Contenders: Rangers, 74-58, 3 1/2 games behind; Rays, 71-60, 6 games behind.

The Red Sox lead the Rangers by 3 1/2 games. Just like they've done with the team they're chasing in the AL West, the Rangers have been excellent against Boston this year, beating them seven of nine. But unlike with the Angels, the Rangers don't get to play the Red Sox again, so they will need some help if they are to reach their first postseason in 10 years.

If there is anything to the idea of knowing how to win when your season is at stake -- and both teams believe there is -- then that is a huge edge to the Red Sox, who have been in the postseason five of the past six years. The Rays still have five games left with the Red Sox, but they already trail Boston by six games. Knowing they still have to play the Yankees seven more times as well, they can't afford to miss any opportunities to make up ground head-to-head with the Red Sox.
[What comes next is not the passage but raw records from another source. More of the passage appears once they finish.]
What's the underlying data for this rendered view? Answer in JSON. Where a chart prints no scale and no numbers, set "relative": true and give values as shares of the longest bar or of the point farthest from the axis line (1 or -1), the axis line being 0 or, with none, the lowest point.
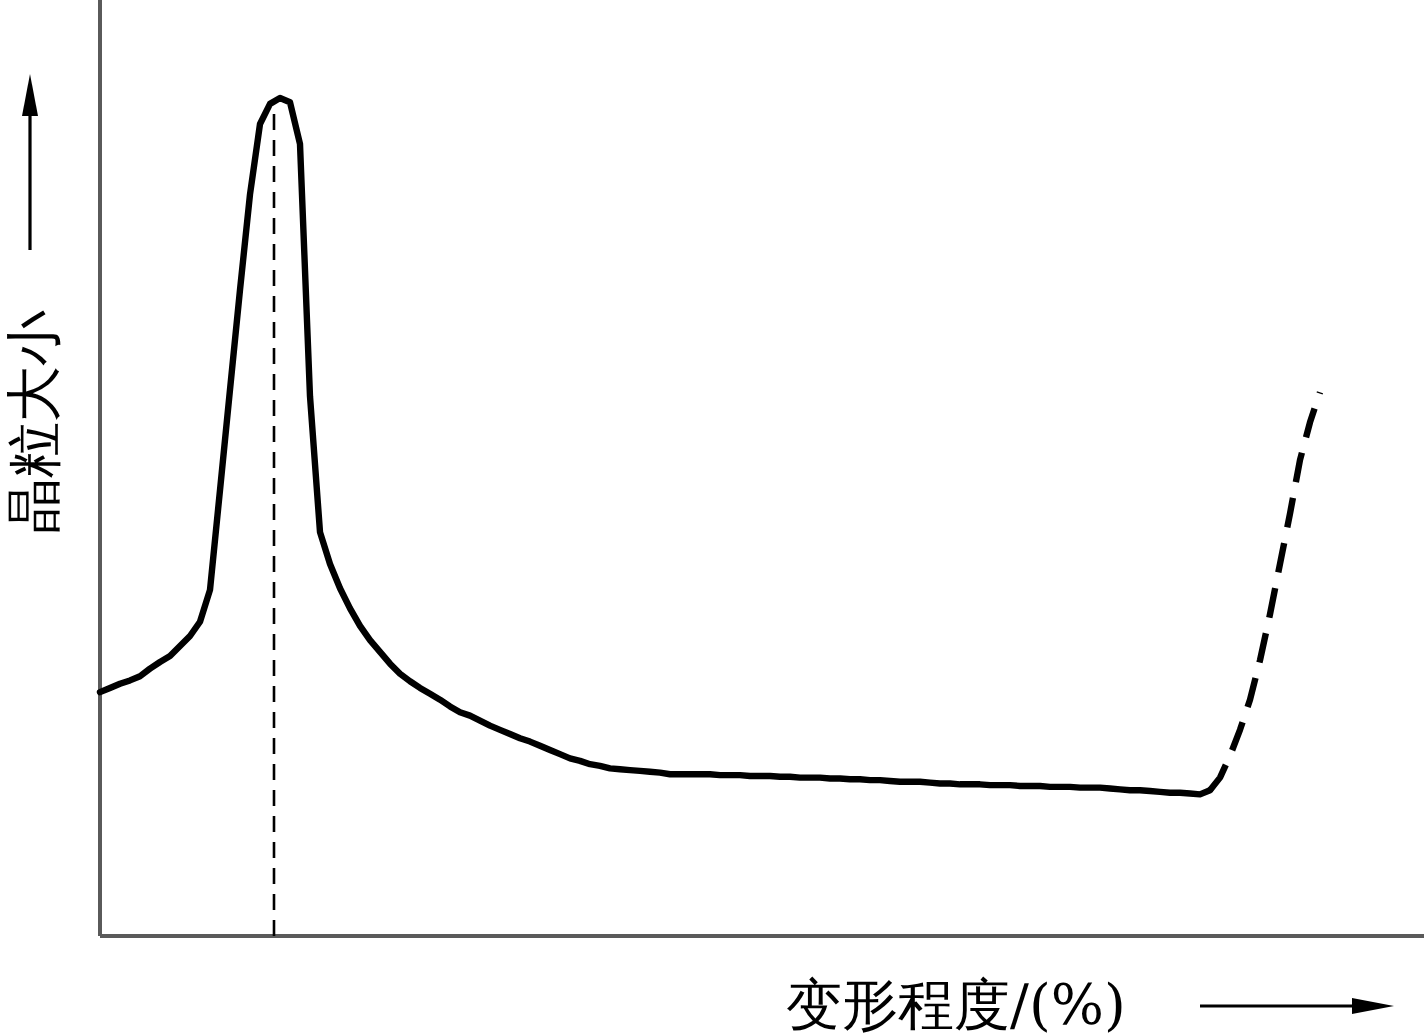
{
  "chart_data": {
    "type": "line",
    "xlabel": "变形程度/(%)",
    "ylabel": "晶粒大小",
    "relative": true,
    "categories": [
      null,
      null,
      null,
      null,
      null,
      null,
      null,
      null,
      null,
      null,
      null,
      null,
      null,
      null,
      null,
      null,
      null,
      null,
      null,
      null,
      null,
      null,
      null,
      null,
      null,
      null,
      null,
      null,
      null,
      null,
      null,
      null,
      null,
      null,
      null,
      null,
      null,
      null,
      null,
      null,
      null,
      null,
      null,
      null,
      null,
      null,
      null,
      null,
      null,
      null,
      null,
      null,
      null,
      null,
      null,
      null,
      null,
      null,
      null,
      null,
      null,
      null,
      null,
      null,
      null,
      null,
      null,
      null,
      null,
      null,
      null,
      null,
      null,
      null,
      null,
      null,
      null,
      null,
      null,
      null,
      null,
      null,
      null,
      null,
      null,
      null,
      null,
      null,
      null,
      null,
      null,
      null,
      null,
      null,
      null,
      null,
      null,
      null,
      null,
      null,
      null,
      null,
      null,
      null,
      null,
      null,
      null,
      null,
      null,
      null,
      null,
      null,
      null,
      null,
      null,
      null,
      null,
      null,
      null,
      null,
      null,
      null,
      null
    ],
    "series": [
      {
        "color": "#000000",
        "line_style": "solid",
        "values": [
          0.291,
          0.296,
          0.301,
          0.305,
          0.31,
          0.319,
          0.327,
          0.334,
          0.346,
          0.358,
          0.375,
          0.413,
          0.532,
          0.652,
          0.771,
          0.885,
          0.969,
          0.993,
          1.0,
          0.995,
          0.945,
          0.644,
          0.482,
          0.444,
          0.415,
          0.391,
          0.37,
          0.353,
          0.339,
          0.325,
          0.313,
          0.304,
          0.296,
          0.289,
          0.282,
          0.274,
          0.267,
          0.263,
          0.257,
          0.251,
          0.246,
          0.241,
          0.236,
          0.232,
          0.227,
          0.222,
          0.217,
          0.212,
          0.209,
          0.205,
          0.203,
          0.2,
          0.199,
          0.198,
          0.197,
          0.196,
          0.195,
          0.193,
          0.193,
          0.193,
          0.193,
          0.193,
          0.192,
          0.192,
          0.192,
          0.191,
          0.191,
          0.191,
          0.19,
          0.19,
          0.189,
          0.189,
          0.189,
          0.188,
          0.188,
          0.187,
          0.187,
          0.186,
          0.186,
          0.185,
          0.184,
          0.184,
          0.184,
          0.183,
          0.182,
          0.182,
          0.181,
          0.181,
          0.181,
          0.18,
          0.18,
          0.18,
          0.179,
          0.179,
          0.179,
          0.178,
          0.178,
          0.178,
          0.177,
          0.177,
          0.177,
          0.176,
          0.175,
          0.174,
          0.174,
          0.173,
          0.172,
          0.171,
          0.171,
          0.17,
          0.169,
          0.174,
          null,
          null,
          null,
          null,
          null,
          null,
          null,
          null,
          null,
          null,
          null
        ]
      },
      {
        "color": "#000000",
        "line_style": "dashed",
        "values": [
          null,
          null,
          null,
          null,
          null,
          null,
          null,
          null,
          null,
          null,
          null,
          null,
          null,
          null,
          null,
          null,
          null,
          null,
          null,
          null,
          null,
          null,
          null,
          null,
          null,
          null,
          null,
          null,
          null,
          null,
          null,
          null,
          null,
          null,
          null,
          null,
          null,
          null,
          null,
          null,
          null,
          null,
          null,
          null,
          null,
          null,
          null,
          null,
          null,
          null,
          null,
          null,
          null,
          null,
          null,
          null,
          null,
          null,
          null,
          null,
          null,
          null,
          null,
          null,
          null,
          null,
          null,
          null,
          null,
          null,
          null,
          null,
          null,
          null,
          null,
          null,
          null,
          null,
          null,
          null,
          null,
          null,
          null,
          null,
          null,
          null,
          null,
          null,
          null,
          null,
          null,
          null,
          null,
          null,
          null,
          null,
          null,
          null,
          null,
          null,
          null,
          null,
          null,
          null,
          null,
          null,
          null,
          null,
          null,
          null,
          null,
          0.174,
          0.189,
          0.215,
          0.246,
          0.282,
          0.329,
          0.384,
          0.444,
          0.504,
          0.568,
          0.613,
          0.649
        ]
      }
    ]
  }
}
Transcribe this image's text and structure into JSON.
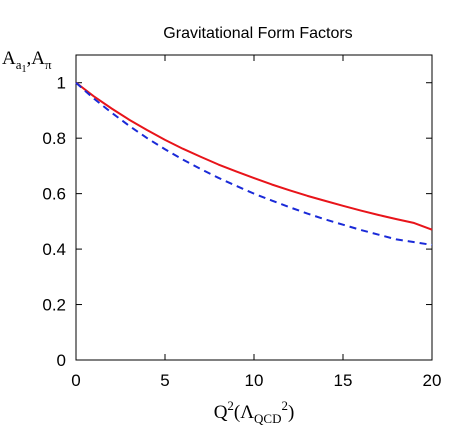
{
  "chart_data": {
    "type": "line",
    "title": "Gravitational Form Factors",
    "xlabel": "Q^2(Λ_QCD^2)",
    "ylabel": "A_{a_1},A_π",
    "xlim": [
      0,
      20
    ],
    "ylim": [
      0,
      1.1
    ],
    "x_ticks": [
      0,
      5,
      10,
      15,
      20
    ],
    "y_ticks": [
      0,
      0.2,
      0.4,
      0.6,
      0.8,
      1
    ],
    "x_tick_labels": [
      "0",
      "5",
      "10",
      "15",
      "20"
    ],
    "y_tick_labels": [
      "0",
      "0.2",
      "0.4",
      "0.6",
      "0.8",
      "1"
    ],
    "grid": false,
    "legend": "none",
    "series": [
      {
        "color": "#e8141a",
        "style": "solid",
        "x": [
          0,
          1,
          2,
          3,
          4,
          5,
          6,
          7,
          8,
          9,
          10,
          11,
          12,
          13,
          14,
          15,
          16,
          17,
          18,
          19,
          20
        ],
        "values": [
          1.0,
          0.951,
          0.907,
          0.866,
          0.829,
          0.794,
          0.762,
          0.733,
          0.705,
          0.68,
          0.656,
          0.633,
          0.612,
          0.592,
          0.574,
          0.556,
          0.539,
          0.523,
          0.508,
          0.494,
          0.47
        ]
      },
      {
        "color": "#1a2ad8",
        "style": "dashed",
        "x": [
          0,
          1,
          2,
          3,
          4,
          5,
          6,
          7,
          8,
          9,
          10,
          11,
          12,
          13,
          14,
          15,
          16,
          17,
          18,
          19,
          20
        ],
        "values": [
          1.0,
          0.943,
          0.892,
          0.844,
          0.8,
          0.76,
          0.723,
          0.689,
          0.657,
          0.628,
          0.6,
          0.575,
          0.551,
          0.528,
          0.507,
          0.488,
          0.469,
          0.452,
          0.435,
          0.425,
          0.415
        ]
      }
    ]
  }
}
Predicted wild-card winner: Red Sox.

NL Wild Card

Leader: Rockies, 73-59.

Contenders: Giants, 72-60, 1 game behind; Braves, 70-62, 3 games behind; Marlins, 68-64, 5 games behind; Cubs, 66-64, 6 games behind.

In all likelihood, the Marlins and Cubs are just about out of time and have too many other teams in front of them to make a serious playoff push. If the Cubs can survive a 10-game road trip in mid-September that includes trips to St. Louis and San Francisco, they'll get an easy finishing slate by hosting the Pirates and Diamondbacks. But they'll have to have made up some serious ground before then to have any kind of realistic chance.

The Marlins appear to be running out of steam after a sudden, historic burst of offense carried them to within a few games of the lead just two weeks ago. But now their bats have cooled off, and Josh Johnson can't pitch every day. The schedule, too, is a major obstacle. After wrapping up their series with the Braves on Thursday, the Fish will have 19 road games and just nine home games remaining (and three of those homers are against the first-place Phillies, whom they also finish the season with in Philadelphia).

As things look right now, this race is probably going to come down to the Rockies and the Giants. They've already given us what was probably the Game of the Year a week ago in Denver, when the Giants got three runs in the 14th inning, only to see the Rockies come back with five in the bottom half, including a walk-off grand slam by Ryan Spilborghs. Then they gave us a taste of redemption, when the Giants rebounded from losing three of four in Colorado to sweep the Rockies in San Francisco. Now they need to give us what none of the other seven races seem capable of: a reason to be scoreboard watching all the way through the last game of the season.

The possible spoiler in the wild card to a wild west showdown is the Braves, who have moved to within three games of the lead. The starting pitching certainly seems capable of keeping them in games the rest of the way, but like the Giants, they suffer from a lack of quality bats. Beyond Brian McCann and Chipper Jones, where is the consistent offense going to come from, and will it be enough to jump not just one team, but two? Those are significant hurdles, but the Braves have positioned themselves well to stay in the race until the end. In fact, the schedule might be more favorable to them than either the Giants or Rockies the rest of the way. The Braves have just 11 games remaining against teams over .500. They also get to play the Nationals seven of their last 10, including four straight in Atlanta to close the season.

Predicted wild-card winner: Rockies (I just can't see the Giants scoring enough to win a playoff spot. Margin of error is way too small.)